Insect behavioural ecology and other factors affecting the control efficacy of agro-ecosystem diversification strategies

In the last decade there is an increased interest in the design and use of diversified pest-suppressive agro-ecosystems. A diversification approach aims to manipulate the spatial dynamics of herbivores by adding a trap crop that attracts and retains herbivores in the non-crop area or by adding a disruptive crop that induces an emigration response. Empirical studies have shown that there is a wide variation in insect herbivore response to vegetation diversification. To increase the predictability and reliability of this approach it is necessary to understand the mechanisms underlying herbivore population response to diversified agro-ecosystems. We use a spatially explicit, individual-based, simulation framework, with a strong emphasis on the behavioural ecology of insects, to explore the factors that influence the population regulatory effect of agro-ecosystem diversification. The reported wide variation in population response of herbivores to diverse agro-ecosystems is replicated in this study. In our simulations we found that the population regulation effect of diversification can be positive, negative or negligible. Behavioural factors that influenced the spatial dynamics of herbivore populations were the colonisation pattern, movement speed and sensory mode of finding host plants.

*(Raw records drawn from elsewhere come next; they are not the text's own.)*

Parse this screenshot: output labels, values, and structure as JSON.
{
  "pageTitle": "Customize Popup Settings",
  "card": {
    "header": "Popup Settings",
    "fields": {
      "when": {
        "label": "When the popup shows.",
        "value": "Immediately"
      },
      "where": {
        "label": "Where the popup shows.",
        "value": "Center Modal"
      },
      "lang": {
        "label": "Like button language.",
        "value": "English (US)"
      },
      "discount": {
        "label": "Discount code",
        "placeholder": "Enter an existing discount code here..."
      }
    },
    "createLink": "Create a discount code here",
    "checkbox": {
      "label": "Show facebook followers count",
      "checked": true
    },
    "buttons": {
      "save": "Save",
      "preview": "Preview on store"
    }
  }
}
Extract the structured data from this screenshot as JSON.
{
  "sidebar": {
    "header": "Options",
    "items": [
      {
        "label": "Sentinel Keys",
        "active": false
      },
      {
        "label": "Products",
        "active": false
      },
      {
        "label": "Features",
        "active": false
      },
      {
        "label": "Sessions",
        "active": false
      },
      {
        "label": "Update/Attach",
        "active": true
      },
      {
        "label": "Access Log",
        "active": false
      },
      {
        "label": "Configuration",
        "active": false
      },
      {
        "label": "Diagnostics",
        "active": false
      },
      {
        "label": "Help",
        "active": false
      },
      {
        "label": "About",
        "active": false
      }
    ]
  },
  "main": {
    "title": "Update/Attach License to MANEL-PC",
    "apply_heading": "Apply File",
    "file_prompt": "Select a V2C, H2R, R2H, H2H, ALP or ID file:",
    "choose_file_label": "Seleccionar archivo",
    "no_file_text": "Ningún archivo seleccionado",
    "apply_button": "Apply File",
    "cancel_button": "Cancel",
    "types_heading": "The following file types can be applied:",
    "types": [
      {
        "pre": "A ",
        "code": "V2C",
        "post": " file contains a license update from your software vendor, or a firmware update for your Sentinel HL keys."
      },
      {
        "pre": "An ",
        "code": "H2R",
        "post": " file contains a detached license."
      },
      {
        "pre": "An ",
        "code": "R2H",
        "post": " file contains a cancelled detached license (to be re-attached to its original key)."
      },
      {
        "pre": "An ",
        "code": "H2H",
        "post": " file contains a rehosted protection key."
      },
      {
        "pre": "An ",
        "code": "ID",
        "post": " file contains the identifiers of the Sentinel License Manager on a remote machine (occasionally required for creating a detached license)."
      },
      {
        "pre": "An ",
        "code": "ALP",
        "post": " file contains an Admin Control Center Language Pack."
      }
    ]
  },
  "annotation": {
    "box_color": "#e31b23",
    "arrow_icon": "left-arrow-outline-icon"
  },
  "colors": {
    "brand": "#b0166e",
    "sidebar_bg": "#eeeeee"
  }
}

Simulations show that the strength of inhibition of flight by the trap crop (i.e. arrestment) is the most important parameter to manipulate the spatial dynamics of insects with post-alighting host recognition behaviour. For herbivore species that use olfactory or visual cues to find host plants, the mechanism of aggregation in the trap crop is a combination of attraction and arrestment and hence the population regulatory effect of the trap crop is higher compared to herbivores with post-alighting host recognition behaviour. An important factor that influences the efficacy of the disruptive cropping strategy is the strength of the emigration-inducing effect of the vegetation. The simulation framework is a valuable tool to test hypotheses on insect behaviour and dynamics in heterogeneous environments and can be used to determine optimal diversification systems and hence generate guidance for establishing environmentally benign pest control strategies.